Okupación es un término utilizado de forma general tanto para los allanamientos de morada, como para los casos de usurpación, es decir la ocupación de viviendas vacías. Según la Fiscalía General del Estado, a fecha de mayo de 2023, de los 9.739 procesos judiciales llevados a cabo en el último año por ocupación, 82 han sido allanamientos de morada, un 0,85 %. Y dice María: “Se les llena la boca hablando de okupas porque no se atreven a cuestionar que unos pocos se hagan más ricos a nuestra costa. La usurpación de inmuebles es el único delito que cometen más mujeres que hombres porque la mayoría de las personas que ocupan son familias monomarentales que viven en viviendas vacías de grandes propietarios y de fondos buitre, porque ellos son los que nos ahogan y nos echan de nuestras casas para luego dejar las viviendas vacías y abandonarlas mientras controlan la oferta del mercado”. 

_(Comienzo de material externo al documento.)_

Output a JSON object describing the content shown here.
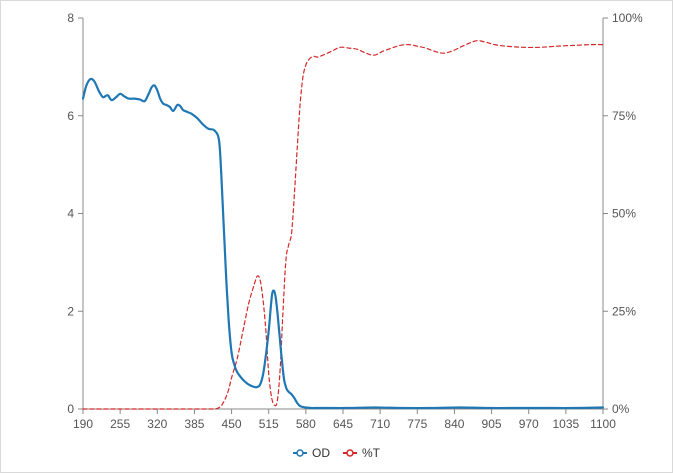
{
  "chart_data": {
    "type": "line",
    "x_ticks": [
      190,
      255,
      320,
      385,
      450,
      515,
      580,
      645,
      710,
      775,
      840,
      905,
      970,
      1035,
      1100
    ],
    "xlim": [
      190,
      1100
    ],
    "ylim_left": [
      0,
      8
    ],
    "y_ticks_left": [
      "0",
      "2",
      "4",
      "6",
      "8"
    ],
    "ylim_right": [
      0,
      100
    ],
    "y_ticks_right": [
      "0%",
      "25%",
      "50%",
      "75%",
      "100%"
    ],
    "grid": false,
    "legend_position": "bottom-center",
    "series": [
      {
        "name": "OD",
        "axis": "left",
        "color": "#1f77b4",
        "style": "solid",
        "x": [
          190,
          196,
          203,
          210,
          218,
          225,
          233,
          240,
          248,
          255,
          262,
          270,
          280,
          290,
          298,
          305,
          310,
          315,
          320,
          325,
          330,
          336,
          342,
          348,
          355,
          360,
          365,
          372,
          380,
          390,
          400,
          410,
          420,
          428,
          432,
          436,
          440,
          445,
          450,
          455,
          460,
          470,
          480,
          490,
          495,
          500,
          505,
          510,
          515,
          518,
          521,
          524,
          527,
          530,
          534,
          538,
          542,
          546,
          550,
          555,
          560,
          565,
          570,
          575,
          580,
          590,
          600,
          620,
          650,
          700,
          750,
          800,
          850,
          900,
          950,
          1000,
          1050,
          1100
        ],
        "y": [
          6.35,
          6.62,
          6.75,
          6.7,
          6.5,
          6.38,
          6.42,
          6.32,
          6.38,
          6.45,
          6.4,
          6.35,
          6.35,
          6.33,
          6.3,
          6.45,
          6.58,
          6.62,
          6.52,
          6.35,
          6.25,
          6.22,
          6.18,
          6.1,
          6.22,
          6.2,
          6.12,
          6.08,
          6.04,
          5.95,
          5.82,
          5.73,
          5.7,
          5.5,
          4.8,
          3.8,
          2.8,
          1.8,
          1.15,
          0.9,
          0.75,
          0.6,
          0.5,
          0.45,
          0.45,
          0.5,
          0.7,
          1.1,
          1.6,
          2.0,
          2.35,
          2.42,
          2.3,
          2.0,
          1.5,
          1.0,
          0.6,
          0.42,
          0.35,
          0.3,
          0.22,
          0.12,
          0.06,
          0.04,
          0.03,
          0.02,
          0.02,
          0.02,
          0.02,
          0.03,
          0.02,
          0.02,
          0.03,
          0.02,
          0.02,
          0.02,
          0.02,
          0.03
        ]
      },
      {
        "name": "%T",
        "axis": "right",
        "color": "#d62728",
        "style": "dashed",
        "x": [
          190,
          300,
          400,
          420,
          430,
          435,
          440,
          445,
          450,
          460,
          470,
          480,
          490,
          495,
          500,
          505,
          510,
          515,
          520,
          525,
          530,
          535,
          540,
          545,
          550,
          555,
          560,
          565,
          570,
          575,
          580,
          585,
          590,
          595,
          600,
          610,
          625,
          640,
          655,
          670,
          685,
          700,
          715,
          730,
          745,
          760,
          775,
          790,
          805,
          820,
          835,
          850,
          865,
          880,
          895,
          910,
          930,
          960,
          990,
          1020,
          1050,
          1080,
          1100
        ],
        "y": [
          0,
          0,
          0,
          0,
          0.5,
          1.5,
          3,
          5,
          8,
          13,
          20,
          27,
          32,
          34,
          33,
          28,
          20,
          9,
          3,
          1,
          2,
          10,
          25,
          38,
          42,
          45,
          55,
          67,
          78,
          85,
          88,
          89.3,
          90,
          90.2,
          90,
          90.5,
          91.5,
          92.5,
          92.3,
          92,
          91,
          90.5,
          91.5,
          92.3,
          93,
          93.2,
          92.8,
          92.3,
          91.5,
          91,
          91.5,
          92.5,
          93.5,
          94.2,
          93.8,
          93.2,
          92.8,
          92.5,
          92.5,
          92.8,
          93,
          93.2,
          93.2
        ]
      }
    ]
  },
  "legend": {
    "od_label": "OD",
    "t_label": "%T"
  }
}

Por allí pasa una vecina con su carro de la compra, setenta y muchos, y pregunta “¿esto es por lo de los desahucios?”. Y le explican. Y ella dice que también tiene una sobrina que, pobrecita, soltera, madre y sin trabajo tiene que pagar 750 euros de alquiler todos los meses. Le preguntan “¿y cómo lo hace?”. “Pues con ayuda de gente ¡cómo lo va a hacer!”. Y entonces de repente, la conversación pasa de la empatía a la disputa. 

El hombre le intenta explicar que la presidenta de la región, Isabel Ayuso, no quiere poner facilidades para cumplir la nueva Ley de Vivienda del gobierno, refiriéndose al tope de una subida del 3 % en el precio del alquiler al año. Que dijo en un programa de radio, parafraseándola, que el propietario podía subir el precio del alquiler como quisiera que para eso era su casa. Las disputas entre el gobierno central, socialdemócrata, y el de la región, de centro derecha, son continuos y abundan los mensajes polarizados. Y la señora suelta, sacudiendo enérgicamente el dedo índice, un “no, por ahí no, ¿eh? Que el otro día me decía una amiga que su nieto le preguntaba si era él, ella o elle… ¿tú te crees que es normal lo que la izquierda está haciendo en este país?” Y el señor le responde “señora, eso no tiene que ver con la vivienda”. Y ella le responde “va todo en el mismo saco”. Y se marcha, indignada, con paso firme. 

Las caras se transforman en este acto que es de apoyo y que es político, cuando agarra el megáfono Antonio, un vecino de Alcorcón. 

“Hola compañeros. Soy Antonio y llevo más de veinte años viviendo en una vivienda de protección oficial que ha acabado en manos de Testa. Soy vecino de María y hoy también es mi juicio, porque como han dicho mis compañeros, ya están yendo a por cada uno de nosotros”. 

Antonio tiene 85 años, y vive con su mujer Mari, de 82. Comenzaron pagando 200 euros por el alquiler de una vivienda social allá por el año 2000. Ahora pagan 650 euros. A ellos les han ofrecido un contrato de siete años, prorrogable cada año, pagando lo mismo. Pero según declaró Antonio en una entrevista que le hicieron en el diario español eldiario.es “Nosotros luchamos por lo colectivo”.  No aceptaron. 

“Aunque haya un desahucio a las 8 de la mañana, allí está Antonio para tratar de impedirlo. No sabes cómo es”, dice su esposa. Antonio va a ser apoyo y soporte de María durante el juicio. Cuando se abren las puertas del juzgado, María, su pareja, su abogado y Antonio salen. Lo primero que el hombre va a hacer es buscar con la mirada.. Alguien le dice “¡aquí, aquí!”. Mari levanta el brazo. Antonio la mira y con una amplia sonrisa, y brillo en los ojos, levanta el puño en alto. 

La Declaración Universal de los Derechos Humanos y la Constitución Española nos han contado, en sus artículos 25 y 47, respectivamente, que todas las personas tienen derecho a vivir en una vivienda digna. Parecería que las leyes del mercado van por otro lado, y que sobre sus fundamentos se asientan las nuevas reglas del juego. Sin embargo, unos y otros, nos preguntamos si habrá alguien capaz de aligerar el peso o, en caso contrario, tendremos que seguir aguantándolo tal y como hacían los hombres de Goya con sus asnos, bajo la excusa y el mensaje, injusto a la par que aterrador, del “tú que no puedes”.